Embrace Open Communication about Individual and Relationship Needs

Sometimes, you’ll need to model emotional maturity by openly communicating about your individual needs as well as your relational ones. If you can’t be vulnerable and emotionally mature, it’s hard to criticize the other person for having the same problem.  Skip the criticism and start talking about what you’d like the relationship to look like and what may need to change for that to happen. Come up with solutions you can work on together, not a list of problems they need to address. 

Practice Patience — Change Isn’t Easy

Don’t expect someone who is emotionally immature to grow up overnight. Be kind and patient. It’s hard to change. It’s even harder when it’s embarrassing to admit that you need to do it.  Keep in mind that early childhood factors and even socioeconomic status could play a role in their emotional education. It doesn’t mean they aren’t a good person or good partner. It just means she hasn’t yet learned how to regulate and manage her emotions.

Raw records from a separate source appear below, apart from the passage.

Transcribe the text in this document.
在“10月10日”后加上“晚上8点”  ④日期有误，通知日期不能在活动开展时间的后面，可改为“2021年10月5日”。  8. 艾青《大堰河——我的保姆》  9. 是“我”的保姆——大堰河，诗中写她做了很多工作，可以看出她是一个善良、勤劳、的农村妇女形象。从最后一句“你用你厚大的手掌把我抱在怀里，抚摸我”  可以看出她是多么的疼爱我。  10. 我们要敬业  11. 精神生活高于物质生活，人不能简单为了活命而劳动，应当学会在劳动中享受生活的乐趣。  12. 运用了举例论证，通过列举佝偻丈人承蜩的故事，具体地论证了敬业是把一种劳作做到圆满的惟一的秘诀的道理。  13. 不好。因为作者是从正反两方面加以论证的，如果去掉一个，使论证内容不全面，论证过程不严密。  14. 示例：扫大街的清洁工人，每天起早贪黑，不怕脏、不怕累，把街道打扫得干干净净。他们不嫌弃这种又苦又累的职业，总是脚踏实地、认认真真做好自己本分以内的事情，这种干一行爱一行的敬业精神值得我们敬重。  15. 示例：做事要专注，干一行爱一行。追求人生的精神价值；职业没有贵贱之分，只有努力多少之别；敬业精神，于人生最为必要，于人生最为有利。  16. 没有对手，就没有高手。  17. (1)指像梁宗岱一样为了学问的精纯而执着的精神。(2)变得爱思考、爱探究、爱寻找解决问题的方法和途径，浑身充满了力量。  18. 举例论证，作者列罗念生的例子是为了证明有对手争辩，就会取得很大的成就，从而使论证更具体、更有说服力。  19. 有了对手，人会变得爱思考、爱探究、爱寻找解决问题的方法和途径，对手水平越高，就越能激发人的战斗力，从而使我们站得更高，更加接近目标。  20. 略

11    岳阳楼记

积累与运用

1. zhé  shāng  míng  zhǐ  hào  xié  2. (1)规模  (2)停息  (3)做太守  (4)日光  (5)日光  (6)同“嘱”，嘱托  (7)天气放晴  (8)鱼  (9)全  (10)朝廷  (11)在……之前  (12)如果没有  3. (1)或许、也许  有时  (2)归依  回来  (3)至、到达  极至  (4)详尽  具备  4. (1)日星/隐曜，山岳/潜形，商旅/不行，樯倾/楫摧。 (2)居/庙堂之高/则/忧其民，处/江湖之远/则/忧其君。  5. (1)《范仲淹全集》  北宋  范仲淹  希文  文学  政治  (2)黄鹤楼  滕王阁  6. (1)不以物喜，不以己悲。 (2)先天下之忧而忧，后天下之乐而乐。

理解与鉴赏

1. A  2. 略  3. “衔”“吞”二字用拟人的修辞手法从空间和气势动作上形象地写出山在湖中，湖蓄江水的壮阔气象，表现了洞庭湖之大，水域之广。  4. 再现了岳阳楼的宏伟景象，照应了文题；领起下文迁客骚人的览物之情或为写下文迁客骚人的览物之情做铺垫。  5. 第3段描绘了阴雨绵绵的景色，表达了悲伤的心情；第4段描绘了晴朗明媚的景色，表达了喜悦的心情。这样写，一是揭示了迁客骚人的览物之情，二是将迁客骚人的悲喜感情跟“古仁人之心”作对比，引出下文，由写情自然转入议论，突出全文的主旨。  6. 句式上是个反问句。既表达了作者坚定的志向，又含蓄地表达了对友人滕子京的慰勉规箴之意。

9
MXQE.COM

Consider Couples Counseling

Be willing to go to couples’ counseling. I know you think it’s her problem, but it’s not. It’s a relationship problem the moment it starts damaging your connection with one another. Show up ready to do the work because you might learn a thing or two about yourself that needs changing, too. Emotionally immature women are everywhere. So are emotionally immature men and non-binary individuals. They are everywhere. Pop culture is permeated with examples of people who built careers off their immaturity — just look at almost every reality star out there.  It’s more entertaining to watch a drama unfold than to see people calmly talking about their feelings and taking responsibility for them. Yet, that’s just what we have to do if we want to become emotionally mature. We need to nurture the hurt inner child, not lead with their reaction.  First comes awareness. Then, it’s time to do the work to build emotional strength, resilience, and — finally — maturity. It’s easy to recognize the immaturity of others, but can you spot your own in this list? That’s when the real work begins.